We’re all taught that we need a plan — a business plan, a marketing plan, a project plan, a strategic plan. Plans are the backbone of rational business decision-making and solid execution.Without a plan, how can one ever hope to succeed?
However, in a high-churn, high-change environment like modern publishing, in which innovation is a daily activity, plans can lose their value in fairly short order. The e-book plan of three years ago is probably nearly irrelevant now. The video plan of two years ago is getting creaky. The content distribution approaches of five years ago don’t reflect major pertinent developments.
Plans can create a falsely bounded reality — that is, by reducing reality to a set of discrete actions and steps, new information, new ideas, and new competitors are muffled or excluded. The plan defines reality, instead of reality defining the plan. The longer the plan takes to execute, the greater the risk of this plancentric blindness. At their worst, plans can backfire, damaging their adherents by trapping them in approaches that sounded good at the time, but have since been overcome by events.
I’ve always been a proponent of the path approach to innovation and execution. The path approach differs from the plan approach in key ways:
- The path approach requires the champion to remain centrally involved, while the plan invites the champion to disengage once the plan is documented.
- The path invites new information and ideas, sometimes forcing the team to scramble, while the plan isolates the team from these things.
- The path keeps people’s minds alive and alert, while a plan puts them to sleep while it railroads them into execution.
- The path allows creative solutions to emerge naturally, while the plan forces all the creativity to occur at inception, a very unlikely situation.
While some people intuitively understand the path approach, those who don’t can view it as a source of wasted effort and soft-headed thinking. There isn’t a lot of authority-based teaching confirming its value, and it’s not part of business school indoctrination. Despite these challenges, I think path work is precisely the opposite of wasteful and soft-headed — it makes people think more, you get better results, and while the effort may not be straightforward, it is usually more successful because it incorporates late-developing requirements and creative solutions.
This distinction hit me recently when I was asking a colleague about a project. It’s not a big project, it’s not a small project, and it has a number of uncertainties to it, including the timeline. Its success depends on a whole host of factors, many of which are not under our control.
At that moment, my colleague and I could have insisted that we make a plan. In so doing, we probably would have limited our flexibility, constrained our patience, and cut out creativity. Instead, we agreed that we will work on a path forward — we can see the destination, but the route there will be figured out as we move from tree to tree, boulder to boulder.
We will make a set of plans along the path, and may ultimately come up with a long-term plan.

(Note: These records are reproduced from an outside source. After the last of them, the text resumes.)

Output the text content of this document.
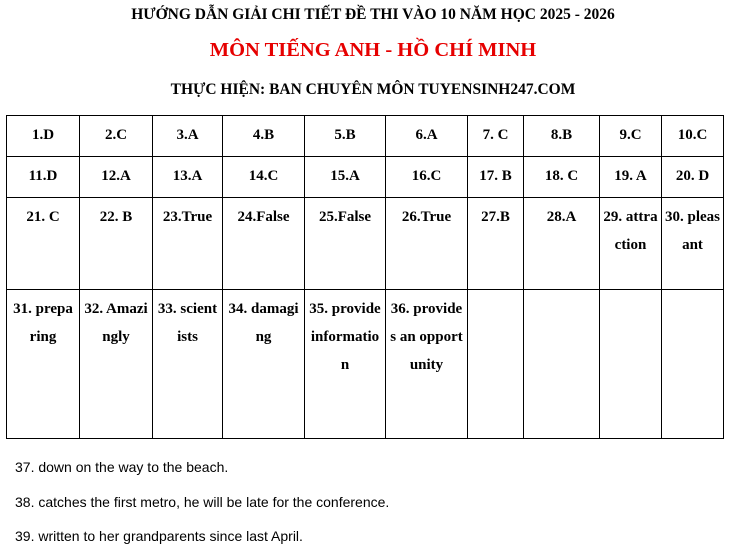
HƯỚNG DẪN GIẢI CHI TIẾT ĐỀ THI VÀO 10 NĂM HỌC 2025 - 2026
MÔN TIẾNG ANH - HỒ CHÍ MINH
THỰC HIỆN: BAN CHUYÊN MÔN TUYENSINH247.COM
1.D	2.C	3.A	4.B	5.B	6.A	7. C	8.B	9.C	10.C
11.D	12.A	13.A	14.C	15.A	16.C	17. B	18. C	19. A	20. D
21. C	22. B	23.True	24.False	25.False	26.True	27.B	28.A	29. attraction	30. pleasant
31. preparing	32. Amazingly	33. scientists	34. damaging	35. provide information	36. provides an opportunity				
37. down on the way to the beach.
38. catches the first metro, he will be late for the conference.
39. written to her grandparents since last April.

Plans, in my mind, are what you make along the path. The path is not the route through a plan.
Paths require more communication and collaboration, and that means checking in often and effectively. Again, these are admirable practices in my book. Plans often engender disengagement and drift, with less accountability before it’s too late to recover gracefully from mistakes or oversights.
Certainty and clarity are often illusions created by the comfort of plans. In today’s world, the only certainty is uncertainty, the only clarity is that we’ll have to stay on our toes.
At least, that seems to be the path we’re on right now.